The way we interpret the images we see is a result of many circumstances that happen through our lives, that was the reason I said before that I usually see geological features when I look at a landscape, I am used to interpret the landscape image in a "geological way" because I like geology, but that does not mean that I am seeing all there is to be seen.
Yes, I looked at those pages, and I already knew the pictures used there.
I am not arriving at any conclusion, I only said "it looks like", I am only stating what I find when I look at those pictures.
The first thing we must know to better understand those pictures is the direction of the Sun's light, if the light comes from one side that means that we are looking at a crater, if the light comes from the opposite direction then we are looking at a dome-like feature.
The direction of the light is very important to the way we understand an image, as is what we are expecting to see.
An excellent example is the following picture (please click it to see the original size).
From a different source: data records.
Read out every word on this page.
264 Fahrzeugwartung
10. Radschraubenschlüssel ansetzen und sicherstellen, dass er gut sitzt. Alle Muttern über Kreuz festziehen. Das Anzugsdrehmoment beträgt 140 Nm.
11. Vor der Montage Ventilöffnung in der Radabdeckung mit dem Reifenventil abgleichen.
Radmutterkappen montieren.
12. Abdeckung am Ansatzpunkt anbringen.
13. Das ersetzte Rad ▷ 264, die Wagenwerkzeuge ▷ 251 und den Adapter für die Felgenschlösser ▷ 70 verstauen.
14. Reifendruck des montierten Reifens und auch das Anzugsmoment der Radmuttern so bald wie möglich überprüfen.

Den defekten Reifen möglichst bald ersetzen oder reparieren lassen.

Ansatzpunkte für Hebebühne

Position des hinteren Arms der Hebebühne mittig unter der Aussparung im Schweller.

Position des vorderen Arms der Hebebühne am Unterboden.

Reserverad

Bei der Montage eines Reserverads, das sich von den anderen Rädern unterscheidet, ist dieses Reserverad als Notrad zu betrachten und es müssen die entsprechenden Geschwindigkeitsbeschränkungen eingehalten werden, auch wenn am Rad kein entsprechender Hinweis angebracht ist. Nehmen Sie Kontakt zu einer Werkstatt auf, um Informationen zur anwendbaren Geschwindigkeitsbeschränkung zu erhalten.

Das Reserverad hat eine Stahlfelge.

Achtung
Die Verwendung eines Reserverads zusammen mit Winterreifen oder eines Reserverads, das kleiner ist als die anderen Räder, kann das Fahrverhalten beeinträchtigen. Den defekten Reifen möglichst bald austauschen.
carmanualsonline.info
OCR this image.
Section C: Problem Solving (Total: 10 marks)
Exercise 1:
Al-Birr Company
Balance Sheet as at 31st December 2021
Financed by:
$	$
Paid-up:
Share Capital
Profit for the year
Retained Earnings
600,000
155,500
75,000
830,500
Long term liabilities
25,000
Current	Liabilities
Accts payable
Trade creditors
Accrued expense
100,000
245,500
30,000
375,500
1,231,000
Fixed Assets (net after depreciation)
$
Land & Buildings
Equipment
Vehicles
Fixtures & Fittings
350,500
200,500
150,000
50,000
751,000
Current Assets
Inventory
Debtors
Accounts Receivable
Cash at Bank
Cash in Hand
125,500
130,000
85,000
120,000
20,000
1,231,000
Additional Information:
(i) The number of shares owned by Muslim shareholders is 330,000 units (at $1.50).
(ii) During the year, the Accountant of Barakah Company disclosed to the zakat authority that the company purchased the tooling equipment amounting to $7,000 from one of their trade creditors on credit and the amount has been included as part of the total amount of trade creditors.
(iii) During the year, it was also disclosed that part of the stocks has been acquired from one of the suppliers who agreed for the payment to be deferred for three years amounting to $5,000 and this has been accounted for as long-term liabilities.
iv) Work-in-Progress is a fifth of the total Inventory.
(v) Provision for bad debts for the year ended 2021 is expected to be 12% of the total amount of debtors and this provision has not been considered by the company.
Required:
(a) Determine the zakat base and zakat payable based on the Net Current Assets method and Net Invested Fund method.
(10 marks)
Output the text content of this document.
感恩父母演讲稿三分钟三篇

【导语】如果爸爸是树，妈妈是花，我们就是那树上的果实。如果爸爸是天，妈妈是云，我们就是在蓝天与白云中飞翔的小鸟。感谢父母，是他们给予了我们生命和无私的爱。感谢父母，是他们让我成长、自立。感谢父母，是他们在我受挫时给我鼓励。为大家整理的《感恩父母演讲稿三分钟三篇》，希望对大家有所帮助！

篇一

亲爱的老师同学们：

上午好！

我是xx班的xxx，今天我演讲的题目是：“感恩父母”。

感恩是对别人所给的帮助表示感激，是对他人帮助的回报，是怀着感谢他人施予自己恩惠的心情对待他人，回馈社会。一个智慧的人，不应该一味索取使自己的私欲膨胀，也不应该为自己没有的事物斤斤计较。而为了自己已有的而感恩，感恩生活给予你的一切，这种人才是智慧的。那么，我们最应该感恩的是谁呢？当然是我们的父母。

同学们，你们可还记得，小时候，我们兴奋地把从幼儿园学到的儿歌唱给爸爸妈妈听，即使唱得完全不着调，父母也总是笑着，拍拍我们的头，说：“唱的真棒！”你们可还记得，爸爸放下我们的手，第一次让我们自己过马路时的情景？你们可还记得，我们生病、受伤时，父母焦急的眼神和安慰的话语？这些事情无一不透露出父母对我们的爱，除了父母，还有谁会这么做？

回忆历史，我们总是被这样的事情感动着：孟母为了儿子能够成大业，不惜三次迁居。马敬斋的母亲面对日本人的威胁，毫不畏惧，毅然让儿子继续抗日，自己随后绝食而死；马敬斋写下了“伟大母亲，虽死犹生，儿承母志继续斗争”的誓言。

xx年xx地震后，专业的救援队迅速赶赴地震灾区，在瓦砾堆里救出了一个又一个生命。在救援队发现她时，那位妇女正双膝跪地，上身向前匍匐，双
Some people look to that picture and see black camels, and only when someone else points to the fact that the "black camels" are only the shadows of the lighter camels, seen from above, do those people understand what they were looking at.
Both were looking at the same picture, but one was seeing one thing, the other was seeing a different thing (I saw this happening with this picture of the camels).
Another thing, I do not see any "rectilinear geometries" on those Mars pictures, only almost rectilinear structures.
Or the fact that they are only a common, natural phenomenon.
Originally posted by ArMaP
OK, the light source problem is solved, in this page they say:
The image was taken at a local Mars time of 07:33 and the scene is illuminated from the upper right with a solar incidence angle of 78 degrees, thus the sun was 12 degrees above the horizon. At an Ls of 29 degrees (with Ls an indicator of Mars' position in its orbit around the sun), the season on Mars is southern autumn.
For some reason, I can not see that image as having a light source from the upper right, so I rotated the image 180º and I understood better what you (StellarX) were seeing.
I still not see it as an artificial structure, but I can see that it really looks simmilar to that photo of the Iranian ruins.
As I said, it was a case of a faulty perception, and in this case I was the one uncapable of seeing things as they are.
As a curiosity, I post bellow the original and the rotated image.
Original
Rotated image (so I could understand it)
Originally posted by ArMaP
OK, the light source problem is solved, in this page they say:
The image was taken at a local Mars time of 07:33 and the scene is illuminated from the upper right with a solar incidence angle of 78 degrees, thus the sun was 12 degrees above the horizon. At an Ls of 29 degrees (with Ls an indicator of Mars' position in its orbit around the sun), the season on Mars is southern autumn.
For some reason, I can not see that image as having a light source from the upper right, so I rotated the image 180º and I understood better what you (StellarX) were seeing.
I still not see it as an artificial structure, but I can see that it really looks simmilar to that photo of the Iranian ruins.
Originally posted by Apass
Well, in doing this (rotating 180 degrees and still assuming the light comming from the upper right corner) the crater appears to be a dome-like structure...but the problem is that ALL the craters in the image appear now dome-like. And ALL the high lands appear as holes in the ground.
Originally posted by ArMaP
Yes, that is why I said that the first thing we needed to know was from where the light was coming.